While easily checking the rest of the odd numbers between 1 and 20 we find the primes are 2, 3, 5, 7, 11, 13, 17, and 19.

So to determine whether 121 and 137 are primes, we ONLY have to divide them by previously established prime numbers. Why? Well because if they're divisible by a number that's not prime they are ALSO divisible by at least one prime number (The number 16 is divisible by 4, which is not prime, but also by 2, which is a prime factor of 4).

121/2 = something.5, because 117 is odd, so 2 is not a factor. We'll skip 2 in the future when we're dealing with odd numbers, though computers won't, since they don't glance at a number and determine it is even. They have to do the math to see that it's even.

121/3 = 40.3333... Okay, not divisible by 3

121/5 = 6.2 ... not a prime factor

121/7 = 15.8something

121/11 = 11 Oh, hey! Eleven is a prime factor of 121. In fact it's the only prime factor, because 121 = 11 squared! So 121 is not prime.

So that's the basic process, but it's all so brute force b/c you have to continue until you find a prime factor or until you reach the number you're factoring, right?

Well... not exactly.

137/2 doesn't work, and 2 is not a factor. But **because** 2 is not a factor, that tells us something. That tells us that the largest number that could be a factor of 137 has to be less than 1/2 of 137. Think about it. Is 130 going to divide evenly into 137? Nope. Nothing less than itself but more than 1/2 of itself can be a prime factor specifically because there's no other prime to multiple it by that is more than 1 but less than 2.

So okay, but not generalize this --

137/3 = 45.66666 so 3 is not a factor, but that also means that the highest thing that could be a factor must be less than 1/3rd of 137, which we just figured out was 45.66...

Since only whole numbers can be factors, we've already limited not just 2 and 3, but also every number above 45.

keep going.

137/5 = 27.4

So 5 is not a prime factor, and also no number higher than 27 is a prime factor.

137/7 = 19.57ish

So 7 is not a prime factor, nor is any number over 19.

You can see now how the upper bound drops radically, right?

137/11 = 12.44ish

So now we've eliminated 11, but we've also eliminated every number larger than 12. This is easily verified by multiplying the next prime (which is 13) by itself. The product is 169, which is more than 137. So there's nothing we could multiple 13 by to get 137 that isn't smaller than 13, and we've already checked everything smaller.

Since there are no numbers greater than 11 that are prime unless they are also greater than 12, we're done.

So it started out looking like we were going to have to check every number from 1 to 137, but in the end we did some quicker calculations to find the early primes under 20, and then checked some of those, not even all of them, to determine that 137 has no prime factors that are not itself. Therefore it only has the factors 137 and itself. Therefore 137 is prime.

Cool beans, huh?
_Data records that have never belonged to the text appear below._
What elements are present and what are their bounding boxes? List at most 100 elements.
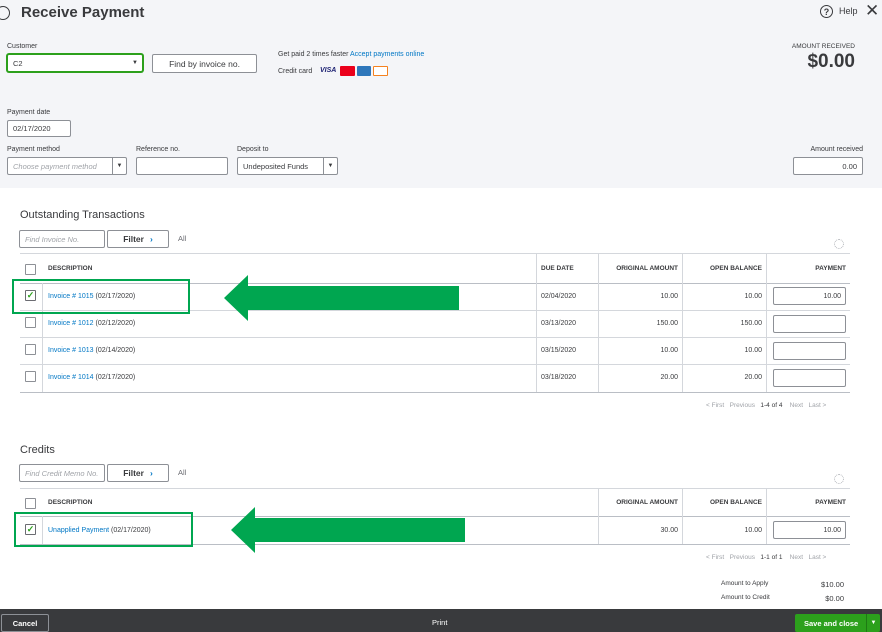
payment-input[interactable]: [773, 315, 846, 333]
open-balance-cell: 10.00: [744, 347, 762, 354]
credits-pager: < First Previous 1-1 of 1 Next Last >: [706, 554, 826, 561]
deposit-to-select[interactable]: Undeposited Funds ▼: [237, 157, 338, 175]
column-header[interactable]: PAYMENT: [815, 488, 846, 516]
cancel-button[interactable]: Cancel: [1, 614, 49, 632]
payment-input[interactable]: [773, 342, 846, 360]
column-header[interactable]: DUE DATE: [541, 253, 574, 283]
payment-date-input[interactable]: 02/17/2020: [7, 120, 71, 137]
pager-range: 1-4 of 4: [760, 402, 783, 409]
due-date-cell: 03/13/2020: [541, 320, 577, 327]
column-header[interactable]: ORIGINAL AMOUNT: [616, 253, 678, 283]
payment-input[interactable]: 10.00: [773, 521, 846, 539]
chevron-down-icon[interactable]: ▼: [112, 158, 126, 174]
row-checkbox[interactable]: [25, 317, 36, 328]
print-link[interactable]: Print: [432, 618, 447, 627]
amount-to-credit-label: Amount to Credit: [721, 594, 770, 601]
credit-memo-search-input[interactable]: Find Credit Memo No.: [19, 464, 105, 482]
pager-previous[interactable]: Previous: [730, 402, 755, 409]
customer-select[interactable]: C2 ▼: [7, 54, 143, 72]
help-link[interactable]: Help: [839, 6, 858, 16]
outstanding-title: Outstanding Transactions: [20, 209, 145, 221]
amount-to-apply-label: Amount to Apply: [721, 580, 769, 587]
payment-input[interactable]: 10.00: [773, 287, 846, 305]
open-balance-cell: 10.00: [744, 293, 762, 300]
arrow-left-icon: [224, 275, 459, 321]
amount-received-label: Amount received: [810, 146, 863, 153]
row-checkbox[interactable]: [25, 371, 36, 382]
pager-last[interactable]: Last >: [808, 554, 826, 561]
outstanding-table: DESCRIPTION DUE DATE ORIGINAL AMOUNT OPE…: [20, 253, 850, 393]
page-title: Receive Payment: [21, 4, 145, 21]
outstanding-pager: < First Previous 1-4 of 4 Next Last >: [706, 402, 826, 409]
promo-text: Get paid 2 times faster Accept payments …: [278, 51, 424, 58]
header-panel: [0, 0, 882, 188]
row-checkbox[interactable]: [25, 344, 36, 355]
description-cell: Invoice # 1013 (02/14/2020): [48, 347, 136, 354]
highlight-box: [12, 279, 190, 314]
original-amount-cell: 30.00: [660, 527, 678, 534]
find-by-invoice-button[interactable]: Find by invoice no.: [152, 54, 257, 73]
visa-icon: VISA: [320, 67, 337, 74]
pager-first[interactable]: < First: [706, 554, 724, 561]
reference-label: Reference no.: [136, 146, 180, 153]
original-amount-cell: 20.00: [660, 374, 678, 381]
credit-memo-search-placeholder: Find Credit Memo No.: [25, 468, 99, 478]
outstanding-filter-button[interactable]: Filter ›: [107, 230, 169, 248]
due-date-cell: 03/18/2020: [541, 374, 577, 381]
amount-to-credit-value: $0.00: [825, 594, 844, 603]
customer-label: Customer: [7, 43, 38, 50]
mastercard-icon: [340, 66, 355, 76]
save-and-close-button[interactable]: Save and close ▼: [795, 614, 880, 632]
open-balance-cell: 10.00: [744, 527, 762, 534]
invoice-link[interactable]: Invoice # 1012: [48, 320, 94, 327]
close-icon[interactable]: ✕: [865, 1, 879, 21]
chevron-down-icon[interactable]: ▼: [128, 55, 142, 71]
open-balance-cell: 150.00: [740, 320, 762, 327]
amex-icon: [357, 66, 371, 76]
open-balance-cell: 20.00: [744, 374, 762, 381]
select-all-checkbox[interactable]: [25, 498, 36, 509]
payment-date-value: 02/17/2020: [13, 124, 51, 133]
amount-received-input[interactable]: 0.00: [793, 157, 863, 175]
filter-label: Filter: [123, 234, 144, 244]
pager-previous[interactable]: Previous: [730, 554, 755, 561]
payment-input[interactable]: [773, 369, 846, 387]
highlight-box: [14, 512, 193, 547]
save-options-caret[interactable]: ▼: [866, 614, 880, 632]
gear-icon[interactable]: [834, 474, 844, 484]
due-date-cell: 02/04/2020: [541, 293, 577, 300]
deposit-to-value: Undeposited Funds: [243, 161, 309, 171]
invoice-link[interactable]: Invoice # 1013: [48, 347, 94, 354]
invoice-search-input[interactable]: Find Invoice No.: [19, 230, 105, 248]
discover-icon: [373, 66, 388, 76]
original-amount-cell: 150.00: [656, 320, 678, 327]
credit-card-label: Credit card: [278, 68, 313, 75]
promo-message: Get paid 2 times faster: [278, 51, 349, 58]
chevron-right-icon: ›: [149, 468, 153, 478]
select-all-checkbox[interactable]: [25, 264, 36, 275]
column-header[interactable]: OPEN BALANCE: [710, 488, 762, 516]
column-header[interactable]: OPEN BALANCE: [710, 253, 762, 283]
pager-next[interactable]: Next: [790, 402, 803, 409]
pager-last[interactable]: Last >: [808, 402, 826, 409]
pager-first[interactable]: < First: [706, 402, 724, 409]
pager-next[interactable]: Next: [790, 554, 803, 561]
customer-value: C2: [13, 58, 23, 68]
gear-icon[interactable]: [834, 239, 844, 249]
arrow-left-icon: [231, 507, 465, 553]
reference-input[interactable]: [136, 157, 228, 175]
invoice-link[interactable]: Invoice # 1014: [48, 374, 94, 381]
column-header[interactable]: PAYMENT: [815, 253, 846, 283]
column-header[interactable]: ORIGINAL AMOUNT: [616, 488, 678, 516]
accept-payments-link[interactable]: Accept payments online: [350, 51, 424, 58]
filter-label: Filter: [123, 468, 144, 478]
payment-method-placeholder: Choose payment method: [13, 161, 97, 171]
help-icon[interactable]: ?: [820, 5, 833, 18]
outstanding-all-label: All: [178, 234, 187, 243]
payment-method-select[interactable]: Choose payment method ▼: [7, 157, 127, 175]
invoice-search-placeholder: Find Invoice No.: [25, 234, 80, 244]
original-amount-cell: 10.00: [660, 293, 678, 300]
original-amount-cell: 10.00: [660, 347, 678, 354]
chevron-down-icon[interactable]: ▼: [323, 158, 337, 174]
credits-filter-button[interactable]: Filter ›: [107, 464, 169, 482]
So now you know that when checking a number to see if it's prime, you can stop as soon as you hit a prime that, when squared, produces a number higher than the one you're checking for primeness.

Since 20 squared is 400, for numbers below 400 you'll never have to check them against more prime factors than just the ones below 20, so our 2, 3, 5, 7, 11, 13, 17, and 19 which we started out with.

You can use other winnowing tricks to find primes more quickly than most people expect, but the work of finding primes still quickly becomes pretty huge.

Remember after all that if you divide a 24 digit number in 2, you still have a 23 or 24 digit number. And if you want to find the smallest number that, when squared, is larger than your 24 digit number, you're still looking for a 12 digit number.

And sure looking for 1 in 10 ^ 12 is a lot less work than looking for 1 in 10 ^ 24, but it's still a TON of work.

And this is why, to this day, you've got computers working every second on nothing but finding the next prime, so that codebreakers at the NSA and other places can use a database of only-primes in their decrypt attempts. (And also so that banks can use the highest valued prime numbers we know to multiply together to get new decrypt-keys.)